Convém salientar que a apreensão dos adeptos do Sp. Braga era totalmente justificada. Afinal, o Manchester United é um dos “monstros” do futebol planetário, com um orçamento anual superior a 300 milhões de euros – uma verba astronómica se comparada com os menos de 20 milhões/
/ano do nano-orçamento bracarense. E se é verdade que, em campo, não são as notas nem as moedas que ganham jogos, também não deixa de ser verdade que a abundância de dinheiro permite formar uma estrutura quase invencível. Basta reparar que, no jogo de anteontem, o Manchester United tinha no banco de suplementes futebolistas que valem milhões e que fariam as delícias das “primeiras equipas” de alguns dos melhores clubes do mundo…
Felizmente, o receio dos braguistas não teve correspondência com a realidade. O Sp. Braga entrou em Old Trafford sem medo do “gigante” e, em duas penadas, colocou em sentido o poderoso Manchester e os mais de 70 mil adeptos britânicos que o apoiavam nas bancadas. E estou mesmo convicto de que, por essa Europa fora, os que viam o encontro através da tv suspenderam a respiração, incrédulos, quando o Sp. Braga se colocou em vantagem por dois golos.
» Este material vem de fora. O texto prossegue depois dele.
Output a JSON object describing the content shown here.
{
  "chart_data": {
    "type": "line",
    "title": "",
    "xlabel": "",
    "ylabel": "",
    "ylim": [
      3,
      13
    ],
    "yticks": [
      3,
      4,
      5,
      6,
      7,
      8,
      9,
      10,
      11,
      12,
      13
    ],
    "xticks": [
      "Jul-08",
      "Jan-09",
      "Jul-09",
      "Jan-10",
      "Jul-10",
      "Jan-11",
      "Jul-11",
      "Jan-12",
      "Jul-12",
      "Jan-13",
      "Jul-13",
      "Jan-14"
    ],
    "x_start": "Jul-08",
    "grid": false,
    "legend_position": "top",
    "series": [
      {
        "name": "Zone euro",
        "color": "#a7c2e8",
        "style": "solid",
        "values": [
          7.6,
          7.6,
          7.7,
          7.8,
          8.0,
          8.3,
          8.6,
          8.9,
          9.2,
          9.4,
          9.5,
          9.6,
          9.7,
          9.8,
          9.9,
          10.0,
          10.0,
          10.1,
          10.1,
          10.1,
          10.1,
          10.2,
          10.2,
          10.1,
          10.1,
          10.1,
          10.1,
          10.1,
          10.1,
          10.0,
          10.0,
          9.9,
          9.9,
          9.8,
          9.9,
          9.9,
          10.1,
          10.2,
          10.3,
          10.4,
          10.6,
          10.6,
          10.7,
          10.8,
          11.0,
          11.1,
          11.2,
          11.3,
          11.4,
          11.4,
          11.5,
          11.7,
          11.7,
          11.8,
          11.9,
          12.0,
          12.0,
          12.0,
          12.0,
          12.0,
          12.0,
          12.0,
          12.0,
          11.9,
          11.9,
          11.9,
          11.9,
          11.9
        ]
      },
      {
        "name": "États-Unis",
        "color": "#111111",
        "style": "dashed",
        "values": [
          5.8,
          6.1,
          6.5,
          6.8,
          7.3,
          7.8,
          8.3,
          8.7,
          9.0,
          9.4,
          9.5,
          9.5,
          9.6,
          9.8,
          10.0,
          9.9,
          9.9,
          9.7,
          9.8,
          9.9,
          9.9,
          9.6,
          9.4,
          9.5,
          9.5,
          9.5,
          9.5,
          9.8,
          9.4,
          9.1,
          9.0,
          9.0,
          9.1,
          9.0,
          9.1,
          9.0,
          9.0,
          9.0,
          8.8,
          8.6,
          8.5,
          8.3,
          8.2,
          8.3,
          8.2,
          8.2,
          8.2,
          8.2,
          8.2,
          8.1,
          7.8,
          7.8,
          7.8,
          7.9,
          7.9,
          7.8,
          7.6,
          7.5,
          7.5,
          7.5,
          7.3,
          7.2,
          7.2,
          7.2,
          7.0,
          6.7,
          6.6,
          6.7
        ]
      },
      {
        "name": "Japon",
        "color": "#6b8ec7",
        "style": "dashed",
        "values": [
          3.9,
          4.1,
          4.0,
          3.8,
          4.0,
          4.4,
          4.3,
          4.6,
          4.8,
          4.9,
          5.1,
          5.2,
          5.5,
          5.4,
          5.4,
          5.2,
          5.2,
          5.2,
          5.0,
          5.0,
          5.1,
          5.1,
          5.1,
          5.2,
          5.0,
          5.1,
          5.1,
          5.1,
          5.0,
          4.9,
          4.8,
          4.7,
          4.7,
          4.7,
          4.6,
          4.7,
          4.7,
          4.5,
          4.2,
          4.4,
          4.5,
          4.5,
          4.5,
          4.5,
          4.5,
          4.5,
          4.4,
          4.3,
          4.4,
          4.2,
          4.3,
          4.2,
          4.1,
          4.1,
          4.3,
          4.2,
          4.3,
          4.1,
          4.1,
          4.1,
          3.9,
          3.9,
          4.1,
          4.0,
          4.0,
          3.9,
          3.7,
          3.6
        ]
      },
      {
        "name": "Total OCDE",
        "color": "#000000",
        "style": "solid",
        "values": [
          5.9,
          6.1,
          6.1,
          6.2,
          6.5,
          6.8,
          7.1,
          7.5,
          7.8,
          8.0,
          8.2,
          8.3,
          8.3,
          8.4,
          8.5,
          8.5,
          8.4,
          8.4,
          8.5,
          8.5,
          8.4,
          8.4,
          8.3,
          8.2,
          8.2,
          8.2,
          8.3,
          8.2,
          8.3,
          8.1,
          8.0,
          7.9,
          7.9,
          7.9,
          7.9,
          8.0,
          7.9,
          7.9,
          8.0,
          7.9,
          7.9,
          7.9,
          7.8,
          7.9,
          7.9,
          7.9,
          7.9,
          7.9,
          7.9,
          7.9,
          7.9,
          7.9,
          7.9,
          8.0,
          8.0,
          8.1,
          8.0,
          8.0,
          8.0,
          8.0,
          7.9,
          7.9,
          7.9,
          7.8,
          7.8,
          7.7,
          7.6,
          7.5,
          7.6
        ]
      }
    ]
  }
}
Infelizmente para nós, o Manchester United superou-se na segunda parte do encontro e conseguiu, ainda, “dar a volta” ao resultado, vencendo por 3-2. Contudo, para chegar a essa vitória, a equipa inglesa teve de suar as estopinhas e de contar com dois “fatores” que ajudaram à missa: um pouco de sorte nos dois primeiros golos (com alguma negligência defensiva à mistura) e uma injustificada demora, por parte do treinador “arsenalista”, em substituir futebolistas que, logo nos primeiros minutos da 2.ª parte, se estavam a revelar incapazes de conter o avanço do Manchester e de aplicar com eficácia a (nossa) estratégia ofensiva da 1.ª parte.
De qualquer forma, o Sp. Braga realizou uma partida digna de um “grande” – e mais uma vez soube assumir-se, claramente, como o maior embaixador da cidade de Braga fora das nossas fronteiras territoriais.
Mas o que mais me satisfez neste encontro com o Manchester, pese embora a mágoa da derrota tangencial, foi a capacidade revelada pela equipa minhota de se superar a si mesma e, sobretudo, de inequivocamente demonstrar que não anda na Liga dos Campeões para inglês ver…
E como o “sonho” ainda não terminou, a capacidade revelada pela equipa bracarense no jogo em Old Trafford ainda me acalenta a esperança de que, no AXA, o Manchester United vai “agachar a orelha” – e regressar às terras de Sua Majestade com o rabo… entre as pernas!